Secondo nuove indiscrezioni pubblicate da Android Headlines, il Galaxy S26 potrebbe attestarsi su appena 137 grammi di peso, un valore che lo renderebbe uno degli smartphone più leggeri della sua categoria, distaccandosi nettamente dalla concorrenza e avvicinandosi, concettualmente, al precedente S25 Edge.
Questo risultato, se confermato, rappresenterebbe un traguardo ingegneristico notevole in un'era in cui i flagship tendono ad aumentare costantemente di peso per integrare batterie più capienti, sistemi fotografici complessi e materiali premium.
I render trapelati mostrano un design leggermente diverso rispetto alla serie S25, con la modifica più evidente rappresentata dal nuovo modulo fotografico posteriore. Le tre fotocamere sono ora raggruppate su una protuberanza a forma di pillola rialzata, abbandonando la disposizione individuale dei sensori vista sulla generazione precedente e avvicinandosi a quanto realizzato con S25 Edge e Fold7.
Per il resto, l'estetica complessiva rimane fedele alla filosofia progettuale Samsung, con cornici simmetriche e una disposizione dei pulsanti laterali invariata tra i modelli S26 e S26+.

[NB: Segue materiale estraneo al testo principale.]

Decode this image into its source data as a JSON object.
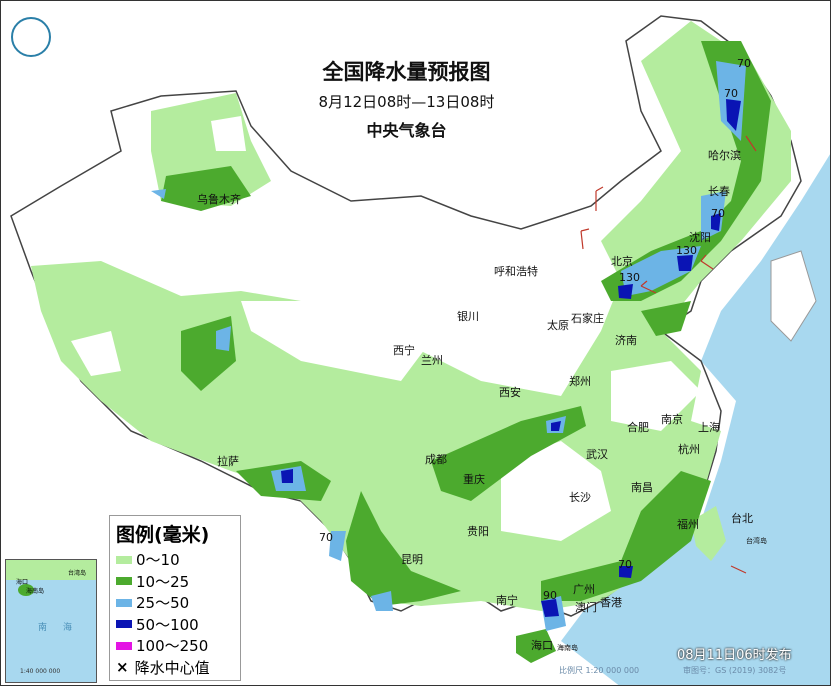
{
  "header": {
    "title": "全国降水量预报图",
    "period": "8月12日08时—13日08时",
    "issuer": "中央气象台"
  },
  "legend": {
    "title": "图例(毫米)",
    "items": [
      {
        "label": "0～10",
        "color": "#b4ec9e"
      },
      {
        "label": "10～25",
        "color": "#4caa2e"
      },
      {
        "label": "25～50",
        "color": "#6cb4e6"
      },
      {
        "label": "50～100",
        "color": "#0a14b4"
      },
      {
        "label": "100～250",
        "color": "#e414e4"
      }
    ],
    "center_marker": "×",
    "center_label": "降水中心值"
  },
  "cities": [
    "乌鲁木齐",
    "呼和浩特",
    "北京",
    "哈尔滨",
    "长春",
    "沈阳",
    "银川",
    "石家庄",
    "太原",
    "济南",
    "西宁",
    "兰州",
    "郑州",
    "西安",
    "南京",
    "合肥",
    "上海",
    "杭州",
    "武汉",
    "成都",
    "拉萨",
    "重庆",
    "长沙",
    "南昌",
    "贵阳",
    "福州",
    "台北",
    "昆明",
    "广州",
    "南宁",
    "香港",
    "澳门",
    "海口",
    "海南岛",
    "台湾岛"
  ],
  "precip_centers": [
    "70",
    "70",
    "70",
    "130",
    "130",
    "70",
    "70",
    "90"
  ],
  "inset": {
    "sea_label": "南海",
    "scale": "1:40 000 000",
    "labels": [
      "海口",
      "海南岛",
      "台湾岛"
    ]
  },
  "footer": {
    "issued": "08月11日06时发布",
    "scale": "比例尺 1:20 000 000",
    "map_number": "审图号：GS (2019) 3082号"
  },
  "colors": {
    "sea": "#a8d8ef",
    "land": "#ffffff",
    "border": "#555555"
  }
}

Sul fronte delle specifiche tecniche, il Galaxy S26 dovrebbe montare un display AMOLED da 6.3 pollici, mentre la variante Plus arriverebbe a 6.7 pollici. Entrambi i dispositivi saranno alimentati da Android 16 al lancio, con una configurazione hardware basata su Snapdragon Elite Gen 5 per alcuni mercati ed Exynos 2600 per altri, seguendo la strategia di differenziazione geografica ormai consolidata da Samsung.

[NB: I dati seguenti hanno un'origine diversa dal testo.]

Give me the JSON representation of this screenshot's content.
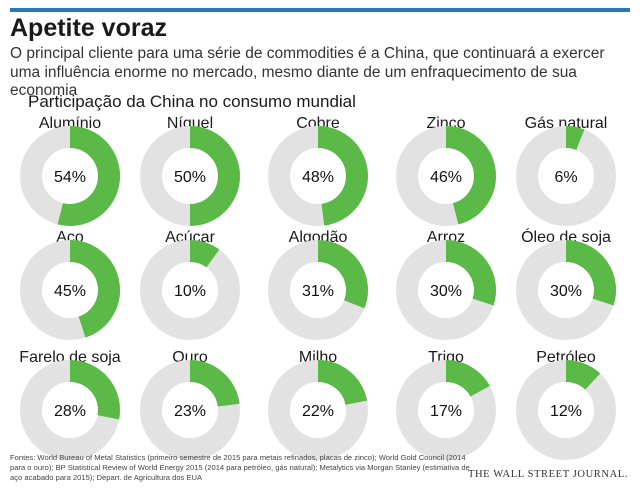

Il comparto fotografico includerebbe un sensore principale da 50 megapixel, un teleobiettivo da 10 megapixel, un ultrawide da 12 megapixel e una fotocamera frontale con la stessa risoluzione.

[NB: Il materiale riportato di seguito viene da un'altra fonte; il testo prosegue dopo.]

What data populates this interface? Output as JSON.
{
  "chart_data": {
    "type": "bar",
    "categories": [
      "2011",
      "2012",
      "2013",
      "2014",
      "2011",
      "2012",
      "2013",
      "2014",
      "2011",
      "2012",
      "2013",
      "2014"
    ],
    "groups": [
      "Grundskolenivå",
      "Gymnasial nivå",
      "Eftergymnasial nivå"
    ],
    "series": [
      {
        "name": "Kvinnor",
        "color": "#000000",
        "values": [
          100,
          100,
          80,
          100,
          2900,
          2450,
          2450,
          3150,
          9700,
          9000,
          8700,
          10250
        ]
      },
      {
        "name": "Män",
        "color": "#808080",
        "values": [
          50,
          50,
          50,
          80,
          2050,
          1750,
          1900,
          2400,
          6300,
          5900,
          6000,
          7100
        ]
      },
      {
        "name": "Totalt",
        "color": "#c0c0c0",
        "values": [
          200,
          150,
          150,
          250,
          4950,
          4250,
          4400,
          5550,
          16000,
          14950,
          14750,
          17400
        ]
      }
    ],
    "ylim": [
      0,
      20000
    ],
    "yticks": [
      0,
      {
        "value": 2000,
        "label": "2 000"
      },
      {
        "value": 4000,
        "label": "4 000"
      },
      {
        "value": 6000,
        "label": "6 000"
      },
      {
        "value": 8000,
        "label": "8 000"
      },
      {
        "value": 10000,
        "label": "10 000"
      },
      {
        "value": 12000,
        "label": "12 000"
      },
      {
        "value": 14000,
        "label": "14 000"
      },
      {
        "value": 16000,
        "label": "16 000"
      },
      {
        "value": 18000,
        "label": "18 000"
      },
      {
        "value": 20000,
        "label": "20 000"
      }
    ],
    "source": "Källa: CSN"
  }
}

Le dimensioni dichiarate per il modello base sarebbero di 149.6 x 71.7 x 7.2 millimetri, con uno spessore leggermente superiore rispetto a quanto trapelato in precedenti indiscrezioni che parlavano di 6.9 millimetri.
Tuttavia, anche se lo spessore non raggiunge la sottigliezza del precedente Edge, è il peso a rappresentare il vero elemento di differenziazione: i 137 grammi del Galaxy S26 si confrontano con i 162 grammi del Galaxy S25, i 177 grammi dell'iPhone 17 e i 163 grammi del S25 Edge. Una differenza del genere si traduce in un'esperienza d'uso quotidiana sensibilmente diversa, soprattutto per chi utilizza lo smartphone per lunghe sessioni o chi preferisce dispositivi maneggevoli.
Per quanto riguarda l'autonomia, il Galaxy S26 integrerebbe una batteria da 4.300 mAh, mentre il S26+ salirebbe a 4.900 mAh. Queste capacità sono in linea con la generazione attuale e suggeriscono che Samsung abbia lavorato su ottimizzazioni a livello di efficienza energetica dei nuovi chipset e del sistema operativo per mantenere l'autonomia complessiva nonostante la riduzione di peso. Il modello Plus avrebbe dimensioni di 158.4 x 75.8 x 7.3 millimetri con un peso di 190 grammi, inferiore ai 194 grammi inizialmente ipotizzati.
Nel complesso, la serie Galaxy S26 si configura come un aggiornamento incrementale piuttosto che come una rivoluzione tecnologica. L'assenza di salti generazionali nel comparto fotografico o nelle dimensioni del display suggerisce che Samsung stia concentrando gli sforzi di ricerca e sviluppo su aspetti meno immediatamente visibili ma altrettanto rilevanti per l'esperienza utente, come l'ergonomia e la portabilità. Secondo indiscrezioni precedenti, inoltre, i prezzi dovrebbero rimanere stabili rispetto alla generazione S25, un elemento significativo in un mercato dove gli smartphone di fascia alta hanno costantemente aumentato il loro costo negli ultimi anni.
La presentazione ufficiale della serie Galaxy S26 è attesa per febbraio 2025, probabilmente durante un evento Unpacked. Con i render ormai diffusi e le specifiche sostanzialmente confermate da più fonti, rimangono da scoprire elementi come le funzionalità software esclusive, le implementazioni di intelligenza artificiale integrate nel sistema e le eventuali partnership con sviluppatori di terze parti per ottimizzazioni specifiche.